Sorry if I wasn’t clear. I mean that the problem you are talking about (that sys.path hacks can allow someone to import the same module twice), and the problem I’m talking about (that relative imports don’t work at top-level) are entirely independent problems. The former isn’t the general problem; if it were completely solved, then it wouldn’t affect the latter at all. And vice versa.
Of course, I agree with you that if there is a general problem to solve, it’s usually better to solve that general problem rather than do half measures. It’s just that that’s not what’s going on here.
In my proposed solution, all the rules for relative imports and their associated errors are identical. That is, arbitrary relative imports are allowed within a package, but only within that package. In particular, since site_packages is not itself a package, my solution has zero changes for how people interact with it.
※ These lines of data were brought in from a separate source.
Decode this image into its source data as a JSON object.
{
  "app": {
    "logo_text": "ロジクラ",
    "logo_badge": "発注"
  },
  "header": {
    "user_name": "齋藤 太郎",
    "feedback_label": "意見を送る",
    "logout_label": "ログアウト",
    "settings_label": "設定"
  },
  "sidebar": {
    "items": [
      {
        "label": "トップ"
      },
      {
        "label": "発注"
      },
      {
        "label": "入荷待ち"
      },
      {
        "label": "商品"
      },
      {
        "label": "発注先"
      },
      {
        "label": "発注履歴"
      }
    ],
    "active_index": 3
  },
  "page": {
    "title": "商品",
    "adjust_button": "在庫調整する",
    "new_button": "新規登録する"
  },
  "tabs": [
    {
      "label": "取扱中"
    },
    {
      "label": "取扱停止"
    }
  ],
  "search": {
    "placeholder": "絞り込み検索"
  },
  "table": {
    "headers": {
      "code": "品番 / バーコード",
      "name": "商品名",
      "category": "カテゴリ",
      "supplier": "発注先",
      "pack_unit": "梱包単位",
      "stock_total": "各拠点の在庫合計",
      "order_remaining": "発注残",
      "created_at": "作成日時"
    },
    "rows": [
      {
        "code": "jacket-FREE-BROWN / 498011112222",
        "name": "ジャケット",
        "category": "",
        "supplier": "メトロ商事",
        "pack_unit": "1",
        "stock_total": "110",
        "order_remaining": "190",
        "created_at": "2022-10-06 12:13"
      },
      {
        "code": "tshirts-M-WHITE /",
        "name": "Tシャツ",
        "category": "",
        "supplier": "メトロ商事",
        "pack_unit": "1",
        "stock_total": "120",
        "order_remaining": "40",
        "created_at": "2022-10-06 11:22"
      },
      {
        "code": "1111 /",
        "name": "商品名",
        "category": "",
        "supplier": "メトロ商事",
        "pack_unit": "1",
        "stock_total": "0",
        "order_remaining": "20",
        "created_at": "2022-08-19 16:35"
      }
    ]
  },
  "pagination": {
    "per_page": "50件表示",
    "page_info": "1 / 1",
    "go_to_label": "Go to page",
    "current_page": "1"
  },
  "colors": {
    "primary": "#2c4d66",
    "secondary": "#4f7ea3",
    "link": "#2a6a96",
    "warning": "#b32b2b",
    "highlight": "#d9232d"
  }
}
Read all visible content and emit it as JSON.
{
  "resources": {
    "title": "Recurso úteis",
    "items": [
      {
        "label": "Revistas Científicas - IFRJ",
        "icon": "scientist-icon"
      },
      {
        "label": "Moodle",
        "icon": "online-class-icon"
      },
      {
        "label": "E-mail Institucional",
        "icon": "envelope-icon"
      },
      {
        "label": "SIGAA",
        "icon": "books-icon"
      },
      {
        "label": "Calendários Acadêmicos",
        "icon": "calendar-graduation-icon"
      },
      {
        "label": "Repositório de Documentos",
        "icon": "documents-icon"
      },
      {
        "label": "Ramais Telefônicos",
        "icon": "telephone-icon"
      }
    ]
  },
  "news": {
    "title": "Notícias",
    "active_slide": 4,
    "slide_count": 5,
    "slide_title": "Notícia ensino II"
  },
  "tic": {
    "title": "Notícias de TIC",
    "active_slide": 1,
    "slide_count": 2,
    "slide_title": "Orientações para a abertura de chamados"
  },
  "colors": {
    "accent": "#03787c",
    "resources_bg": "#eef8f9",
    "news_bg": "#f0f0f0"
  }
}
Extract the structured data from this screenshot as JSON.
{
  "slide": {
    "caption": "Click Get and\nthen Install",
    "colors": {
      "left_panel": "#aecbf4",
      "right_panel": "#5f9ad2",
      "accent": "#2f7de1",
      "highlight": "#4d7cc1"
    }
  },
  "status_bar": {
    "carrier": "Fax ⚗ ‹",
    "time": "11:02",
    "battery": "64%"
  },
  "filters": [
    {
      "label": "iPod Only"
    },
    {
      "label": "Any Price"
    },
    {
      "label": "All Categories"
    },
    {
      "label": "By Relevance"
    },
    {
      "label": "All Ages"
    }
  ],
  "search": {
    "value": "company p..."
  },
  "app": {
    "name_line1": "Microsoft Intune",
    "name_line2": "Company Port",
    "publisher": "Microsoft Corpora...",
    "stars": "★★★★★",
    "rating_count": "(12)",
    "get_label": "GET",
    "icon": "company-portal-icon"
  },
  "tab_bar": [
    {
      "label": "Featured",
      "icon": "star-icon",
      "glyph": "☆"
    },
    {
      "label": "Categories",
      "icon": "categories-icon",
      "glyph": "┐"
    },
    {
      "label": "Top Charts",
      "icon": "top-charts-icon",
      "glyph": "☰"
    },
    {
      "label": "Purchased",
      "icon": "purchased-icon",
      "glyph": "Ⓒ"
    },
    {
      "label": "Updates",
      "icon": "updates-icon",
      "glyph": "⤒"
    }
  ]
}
Using my proposed solution, if I’m working on a package a that has four files: __init__.py, the script, y.py and x.py. Then y.py can’t do import a.x because a isn’t the name of a package (precisely the same as it currently is). But y.py could do from . import x. This would be added to sys.modules as ".x".
To be clear, I will restate my proposed idea from above: if a sys.path has some identifying file (e.g. __init__.py), treat it as an anonymous package for relative imports. You could call what I’m proposing “anonymous top-level packaging”.
I’m not opposed to simply updating documentation/communication, but I think that there seems to be legitimate cases where it makes sense to allow these relative imports.
Let’s take the examples I linked at the start. They had their source code in one folder, and their tests in another folder. That’s a very common pattern, and it doesn’t work without some sys.path hacks or creative commandline calls. Are they doing something wrong? The answers to those linked questions doesn’t have anyone saying that what they are trying to do is fundamentally wrong, just that python doesn’t support it very well.
So, what’s wrong with those cases? What should they do instead?